Oddly, the same situation recurred when I completed my bachelor’s degree. It took me five years to finish my degree. Probably changing my major five times slowed me down a bit. As did working part-time all the way through. Anyway, I once again finished my coursework in the graduation “off-season”—December—and took off with my then-boyfriend to go on a European tour for three months. I think we got back in enough time for me to go through the graduation ceremonies, but I couldn’t imagine why I’d want to sit in a folding metal chair wearing a black synthetic gown in the Super Pit basketball arena along with 700 or so other sweaty folks for four hours. I already had a full-time job at a medical school and a part-time waitressing job at night in Fort Worth. I was living in the real world, making money, getting a leg up on life. I had already commenced.

Ditto, master’s degree, five years later. Didn’t see the point to the ceremony.

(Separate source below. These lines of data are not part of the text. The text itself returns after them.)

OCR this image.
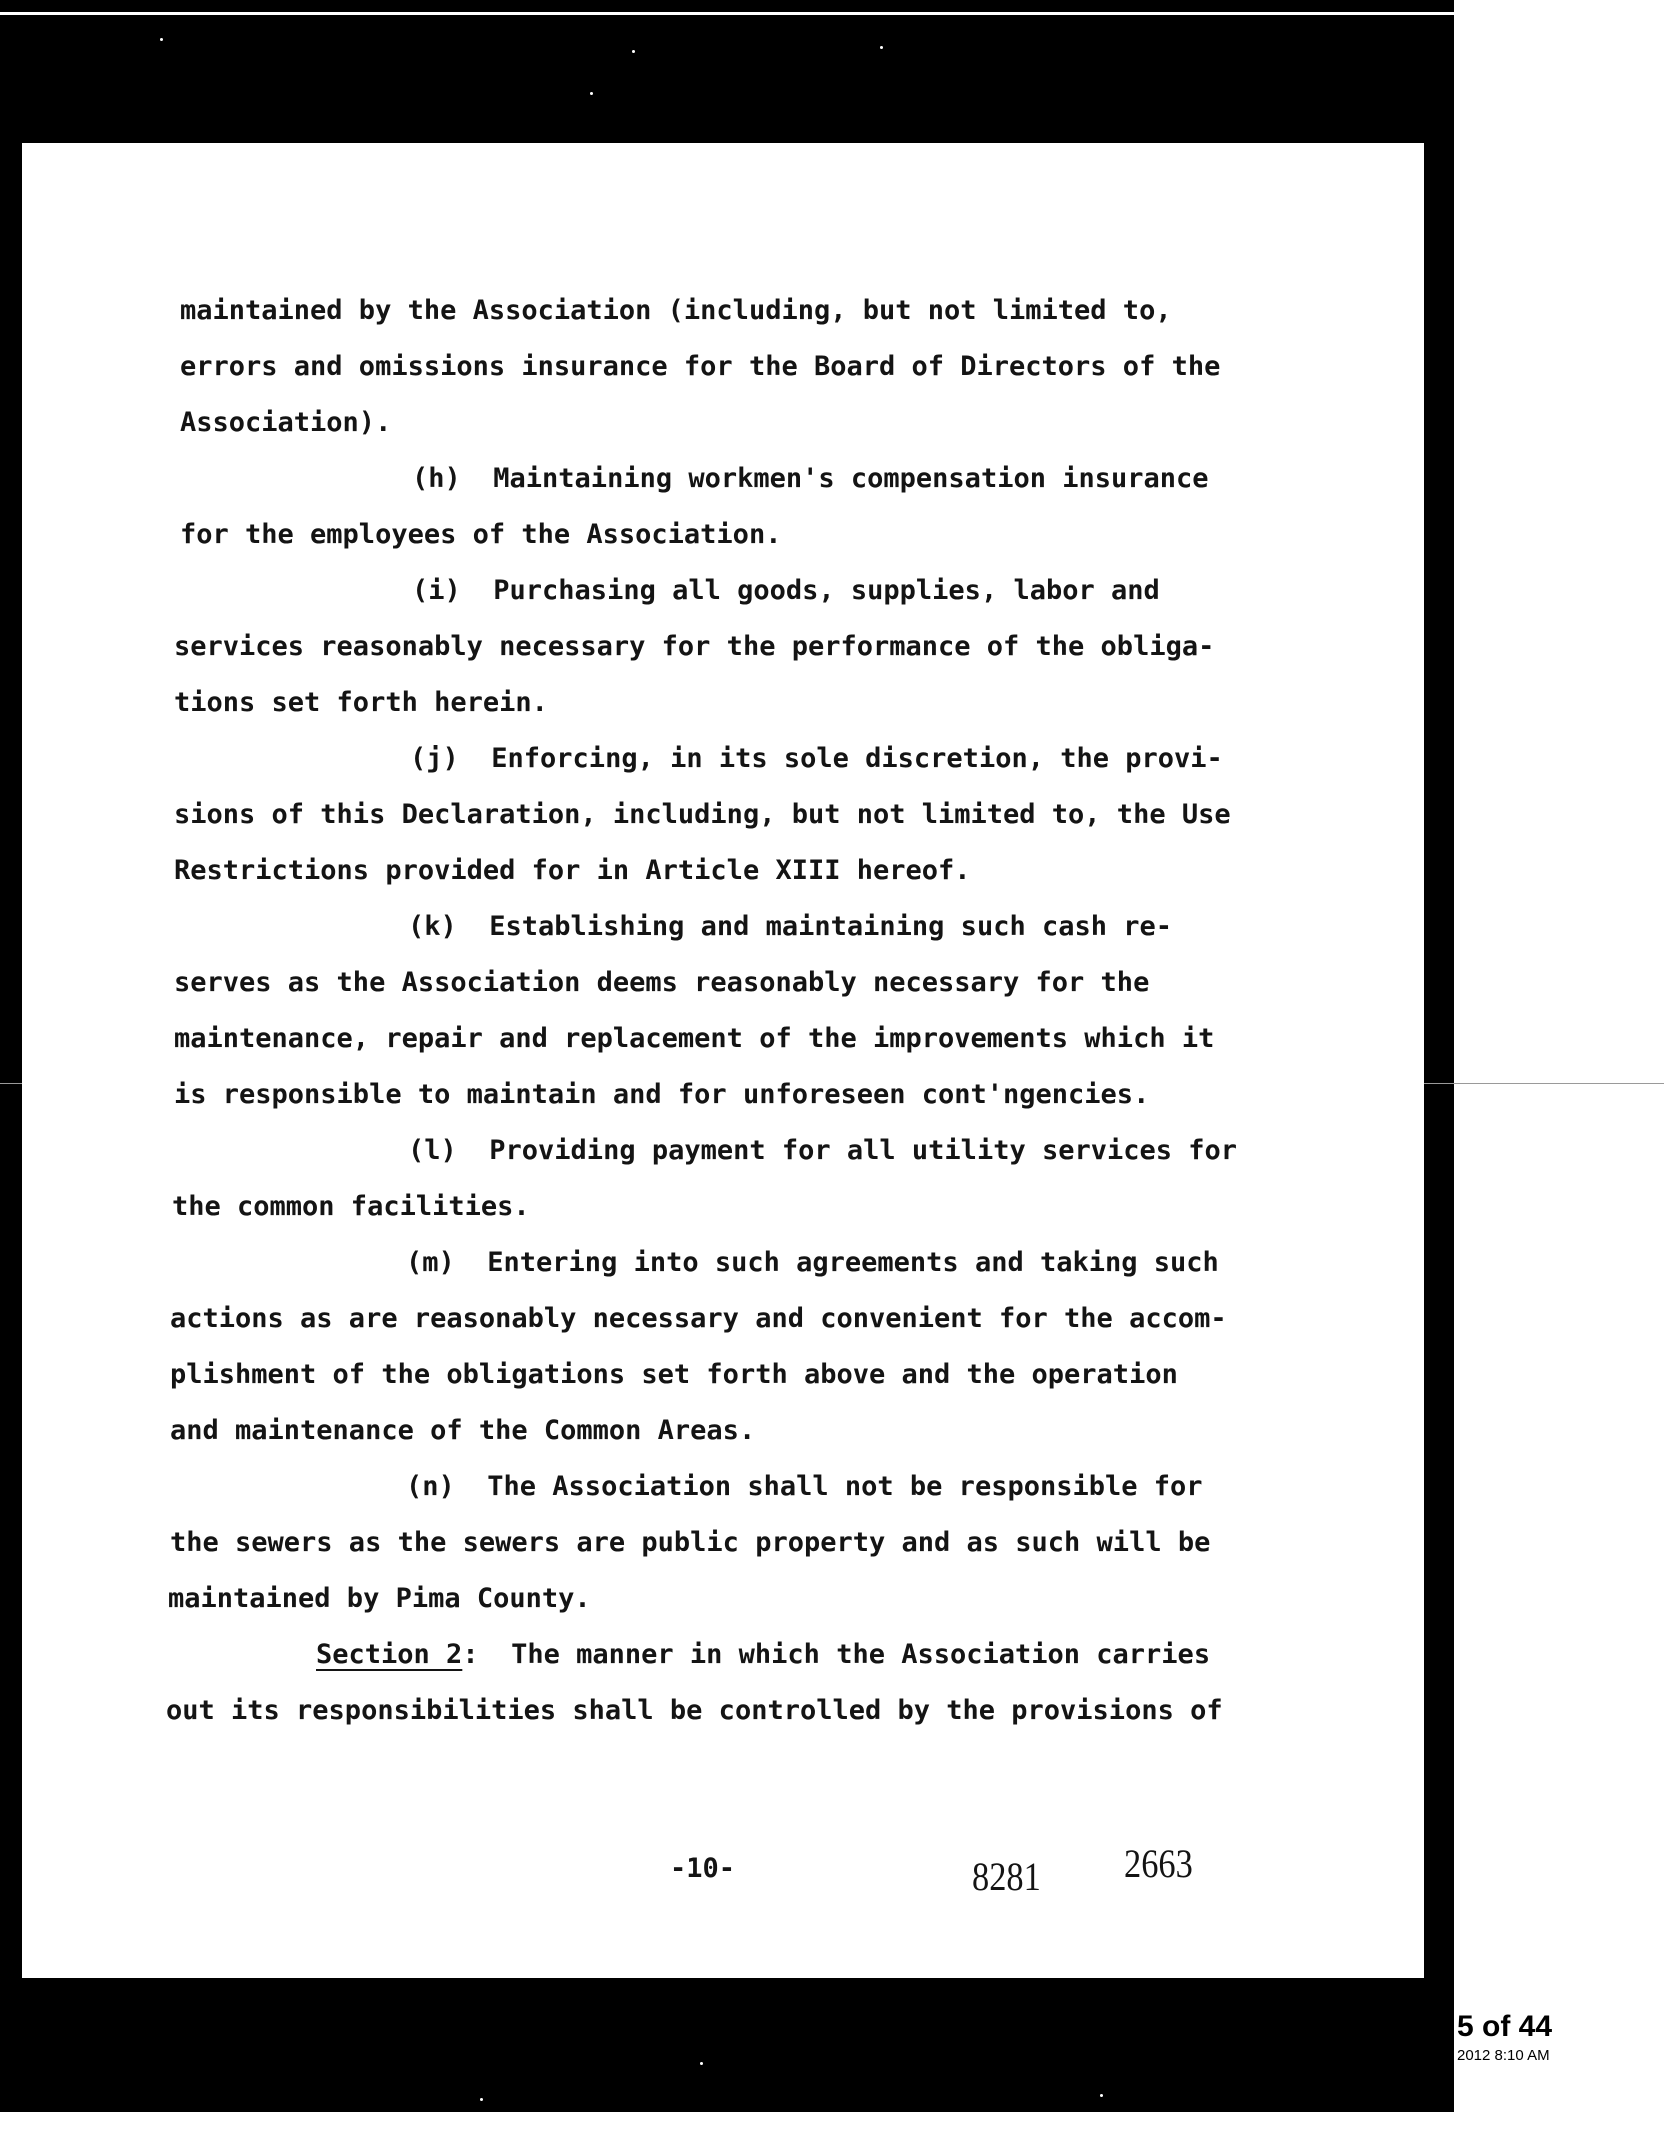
maintained by the Association (including, but not limited to,
errors and omissions insurance for the Board of Directors of the
Association).
(h)  Maintaining workmen's compensation insurance
for the employees of the Association.
(i)  Purchasing all goods, supplies, labor and
services reasonably necessary for the performance of the obliga-
tions set forth herein.
(j)  Enforcing, in its sole discretion, the provi-
sions of this Declaration, including, but not limited to, the Use
Restrictions provided for in Article XIII hereof.
(k)  Establishing and maintaining such cash re-
serves as the Association deems reasonably necessary for the
maintenance, repair and replacement of the improvements which it
is responsible to maintain and for unforeseen cont'ngencies.
(l)  Providing payment for all utility services for
the common facilities.
(m)  Entering into such agreements and taking such
actions as are reasonably necessary and convenient for the accom-
plishment of the obligations set forth above and the operation
and maintenance of the Common Areas.
(n)  The Association shall not be responsible for
the sewers as the sewers are public property and as such will be
maintained by Pima County.
Section 2:  The manner in which the Association carries
out its responsibilities shall be controlled by the provisions of
-10-	8281 2663
5 of 44
2012 8:10 AM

There is one exception—sort of—to my practice of not commencing. About 25 years after finishing my master’s degree I participated in a ceremony marking my ordination as a minister. No diplomas were handed out, although there was a laying on of hands by all of the participants, so that we seven who were being ordained were surrounded by ever-increasing roughly concentric circles of folks, each with their hands on the person in front of them so the blessing could travel. The feeling-tone of that event was not at all akin to an academic graduation. I was feted at a very lovely reception at my own home, but it was nothing like a graduation-night party, or what I imagine them to be like, anyway.

The “laying on of hands” at my 2010 ordination. 

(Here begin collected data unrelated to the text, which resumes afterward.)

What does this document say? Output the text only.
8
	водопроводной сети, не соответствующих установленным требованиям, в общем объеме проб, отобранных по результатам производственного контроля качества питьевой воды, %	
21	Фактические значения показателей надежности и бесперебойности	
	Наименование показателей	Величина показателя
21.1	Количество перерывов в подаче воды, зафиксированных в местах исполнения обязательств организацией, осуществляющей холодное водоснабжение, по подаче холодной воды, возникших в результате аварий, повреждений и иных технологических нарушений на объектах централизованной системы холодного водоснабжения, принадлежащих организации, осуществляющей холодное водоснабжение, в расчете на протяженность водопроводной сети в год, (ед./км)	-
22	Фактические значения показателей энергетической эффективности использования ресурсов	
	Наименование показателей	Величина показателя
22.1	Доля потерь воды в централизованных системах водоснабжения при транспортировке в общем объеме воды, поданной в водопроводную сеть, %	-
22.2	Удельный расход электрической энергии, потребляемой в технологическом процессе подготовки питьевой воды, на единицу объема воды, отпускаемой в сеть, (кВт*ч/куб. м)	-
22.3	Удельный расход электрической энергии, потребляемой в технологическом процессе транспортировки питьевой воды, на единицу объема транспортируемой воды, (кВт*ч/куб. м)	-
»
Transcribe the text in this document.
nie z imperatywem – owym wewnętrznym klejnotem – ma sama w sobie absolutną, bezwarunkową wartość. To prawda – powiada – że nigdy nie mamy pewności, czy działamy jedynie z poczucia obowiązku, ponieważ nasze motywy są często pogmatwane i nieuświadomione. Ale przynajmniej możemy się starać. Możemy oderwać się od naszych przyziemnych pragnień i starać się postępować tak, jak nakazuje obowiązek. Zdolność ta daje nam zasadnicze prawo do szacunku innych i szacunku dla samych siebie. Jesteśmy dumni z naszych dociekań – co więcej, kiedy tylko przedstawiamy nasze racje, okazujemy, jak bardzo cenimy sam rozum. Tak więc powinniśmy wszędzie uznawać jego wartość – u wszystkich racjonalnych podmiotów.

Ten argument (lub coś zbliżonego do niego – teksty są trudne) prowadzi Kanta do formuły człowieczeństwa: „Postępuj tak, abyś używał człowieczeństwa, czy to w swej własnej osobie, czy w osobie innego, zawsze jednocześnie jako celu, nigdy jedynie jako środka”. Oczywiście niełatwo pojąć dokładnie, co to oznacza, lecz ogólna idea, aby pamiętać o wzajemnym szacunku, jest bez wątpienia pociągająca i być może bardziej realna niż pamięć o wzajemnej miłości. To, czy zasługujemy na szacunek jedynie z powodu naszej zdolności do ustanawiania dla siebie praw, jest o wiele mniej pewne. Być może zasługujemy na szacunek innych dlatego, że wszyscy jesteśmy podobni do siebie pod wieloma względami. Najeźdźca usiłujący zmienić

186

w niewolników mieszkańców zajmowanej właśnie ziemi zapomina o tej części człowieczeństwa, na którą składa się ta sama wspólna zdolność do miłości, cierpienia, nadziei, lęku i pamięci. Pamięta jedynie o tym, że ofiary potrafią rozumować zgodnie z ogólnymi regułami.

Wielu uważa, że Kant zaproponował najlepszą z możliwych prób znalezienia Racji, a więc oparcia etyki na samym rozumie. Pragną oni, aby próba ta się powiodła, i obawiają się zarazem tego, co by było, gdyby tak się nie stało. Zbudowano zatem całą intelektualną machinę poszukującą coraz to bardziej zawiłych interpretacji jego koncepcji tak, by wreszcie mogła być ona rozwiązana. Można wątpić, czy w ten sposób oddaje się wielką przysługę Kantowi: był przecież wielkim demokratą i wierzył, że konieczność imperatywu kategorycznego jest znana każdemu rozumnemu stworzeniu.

Do I feel cheated by my lack of happy memories of graduations? Actually, no. Beside the non-events of kindergarten and junior high, the other instances in which I missed graduation ceremonies were my choice. And of course now I can see they were also a rejection of societal expectations. I never wanted to live an “ordinary” life, so why would I participate in such things? I was a snob; I held our cultural mores and rituals in contempt. I’m not such a snob about these things now, but I understand the young woman I was and how she became that way.

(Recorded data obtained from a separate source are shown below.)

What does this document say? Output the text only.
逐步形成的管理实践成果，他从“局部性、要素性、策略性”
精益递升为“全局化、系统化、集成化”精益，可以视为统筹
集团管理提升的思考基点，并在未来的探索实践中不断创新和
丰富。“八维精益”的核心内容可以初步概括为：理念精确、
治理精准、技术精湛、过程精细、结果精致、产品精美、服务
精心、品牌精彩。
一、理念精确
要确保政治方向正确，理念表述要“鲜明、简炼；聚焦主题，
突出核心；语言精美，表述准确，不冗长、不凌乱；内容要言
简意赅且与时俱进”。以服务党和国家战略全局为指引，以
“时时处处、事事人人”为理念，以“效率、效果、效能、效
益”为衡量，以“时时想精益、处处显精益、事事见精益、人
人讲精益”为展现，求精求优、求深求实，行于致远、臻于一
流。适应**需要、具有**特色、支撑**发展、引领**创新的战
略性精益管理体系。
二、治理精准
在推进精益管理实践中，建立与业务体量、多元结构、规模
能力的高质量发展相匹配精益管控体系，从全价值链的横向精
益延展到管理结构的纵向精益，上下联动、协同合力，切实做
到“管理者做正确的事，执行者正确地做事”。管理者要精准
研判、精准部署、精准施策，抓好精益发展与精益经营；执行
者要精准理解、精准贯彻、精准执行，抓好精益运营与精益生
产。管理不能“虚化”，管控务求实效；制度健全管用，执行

I was not connected in a deep way to my high school peers, or to my collegiate ones. I was too busy working and studying and trying on new identities to form those kinds of lasting relationships. And none of my college friends—at least that I can recall—was graduating at the same time I was. They’d already finished or were still in school, plodding along. I didn’t really have a cohort.

Nowadays, I’m jealous not of those who went through graduation ceremonies, but of the relationships that they built and have maintained over the years. Oh, sure, I have the phone numbers of one or two of the people I went to college with, but not a single one for high school friends, and I am not connected to any of the college pals in a meaningful way. Participation in a graduation ceremony wouldn’t have altered that today.

There is more to that personal issue, obviously, but the point is the young generation that is not experiencing the classic ceremony and its accoutrements are not going to be irreparably psychologically damaged. I suspect it’s more difficult for their parents, who are missing the ritual of watching their babies “commence” into adulthood—or hoping they are—and missing revisiting their own graduations.

Likely many of these “uncommenced” young adults are back at home with mom and dad, given the coronavirus and its impact on employment. Another, perhaps more significant, real commencement will take place when a vaccine is widely available, the economy really re-starts, and those young people can truly begin their independent adult lives.

*My sister informed me after reading this online that I did indeed graduate from junior high, and that she might even be able to find a picture to prove it. But since I don’t remember it, does it matter?

**Please note: If you have left a comment and I have not responded, or it hasn’t shown up here, it’s because the comments have been disappearing into my spam file. I think I have solved that problem and promise to post your comments in the future!